In a sense, remarkably, Body Talk Pt 2 succeeds in doing just that: song for song, this is probably a more perfect album than its predecessor. On the surface this seems like simply a matter of increased quality control—releasing this much new material this quickly is not an approach one imagines conducive to much serious editing, and a somewhat poor hit-to-miss ratio was a criticism widely leveled at Body Talk Pt 1; whether by scraping the duds or just getting luckier, the general consensus seems to be that Body Talk Pt 2 is the more consistent record overall. But my thinking is that Pt 2‘s veneer of infallibility is in fact the result of Robyn and her record-producing compatriots having played it safe pretty well all the way through. Or mostly safe, anyway—we still get “Criminal Intent,” a Diplo-produced wildcard that, unsurprisingly, has been repeatedly cited as the album’s sole flop.

But here’s the thing: “Criminal Intent,” in my estimation, is the most satisfying track on the album, and I find it satisfying for exactly the same reason it seems, on a cursory listen, so out of place. It’s refreshingly silly and a little haphazard, and thus a welcome respite from perfection. Because, though perfection can sound really really great and can satisfy enormously, it can also, over the course of a thirty minute album, be exhausting. “Hang With Me,” “In My Eyes,” and “Love Kills” all sound really terrific and Robyn hits all the right notes and those synths gleam and shimmer exactly as they should; song-for-song they’re probably better than, say, Pt 1‘s “Don’t Fucking Tell Me What To Do,” “Dancehall Queen,” and “Jag Vet En Dejlig Rosa.” But the sheer variety of styles and themes present in those three tracks alone make a compelling case for how much more interesting a listening experience the last album was compared to its successor.

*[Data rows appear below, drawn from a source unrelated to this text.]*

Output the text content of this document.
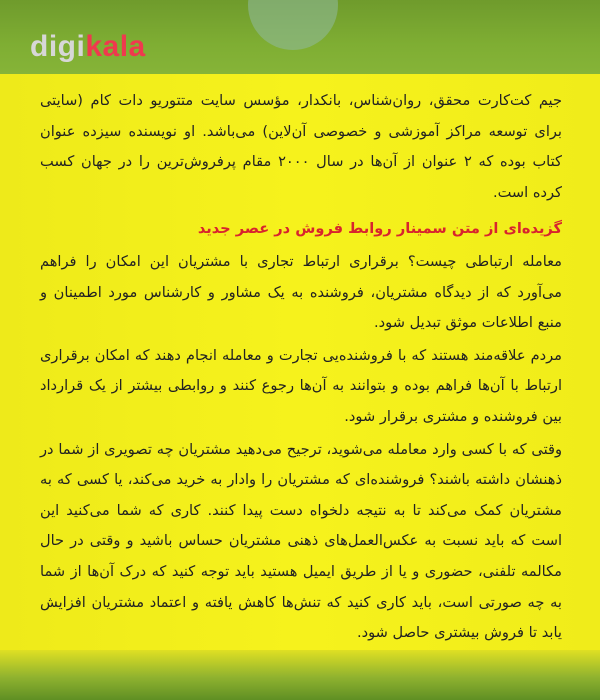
digikala

جیم کت‌کارت محقق، روان‌شناس، بانکدار، مؤسس سایت متتوریو دات کام (سایتی برای توسعه مراکز آموزشی و خصوصی آن‌لاین) می‌باشد. او نویسنده سیزده عنوان کتاب بوده که ۲ عنوان از آن‌ها در سال ۲۰۰۰ مقام پرفروش‌ترین را در جهان کسب کرده است.

گزیده‌ای از متن سمینار روابط فروش در عصر جدید

معامله ارتباطی چیست؟ برقراری ارتباط تجاری با مشتریان این امکان را فراهم می‌آورد که از دیدگاه مشتریان، فروشنده به یک مشاور و کارشناس مورد اطمینان و منبع اطلاعات موثق تبدیل شود.

مردم علاقه‌مند هستند که با فروشنده‌یی تجارت و معامله انجام دهند که امکان برقراری ارتباط با آن‌ها فراهم بوده و بتوانند به آن‌ها رجوع کنند و روابطی بیشتر از یک قرارداد بین فروشنده و مشتری برقرار شود.

وقتی که با کسی وارد معامله می‌شوید، ترجیح می‌دهید مشتریان چه تصویری از شما در ذهنشان داشته باشند؟ فروشنده‌ای که مشتریان را وادار به خرید می‌کند، یا کسی که به مشتریان کمک می‌کند تا به نتیجه دلخواه دست پیدا کنند. کاری که شما می‌کنید این است که باید نسبت به عکس‌العمل‌های ذهنی مشتریان حساس باشید و وقتی در حال مکالمه تلفنی، حضوری و یا از طریق ایمیل هستید باید توجه کنید که درک آن‌ها از شما به چه صورتی است، باید کاری کنید که تنش‌ها کاهش یافته و اعتماد مشتریان افزایش یابد تا فروش بیشتری حاصل شود.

There’s an incredibly fun moment tucked away near the end of “Include Me Out” where Robyn takes a break from the hook and lays down a few lines of quasi-rap about getting a “beat-beat” for all of her “whatchamacallits doin’ whatever with whoever they like,” but the change-up is despairingly brief. I wanted more moments like that; I wanted her to take more risks. Body Talk Pt 2 aims for conventional perfection and lands impressively close to target, but it comes at the cost of the spontaneity and humor that made Body Talk Pt 1 such an enjoyable, if modestly flawed, introduction to the project. Somehow the “mistakes” she made before—experiments with Swedish folk tunes, reggae-pop, and fringe-aesthetic miscellanea, having achieved varying degrees of success with each attempt—have become character-building idiosyncrasies she now seems borderline faceless without. Robyn would do better to be less perfect and more daringly herself.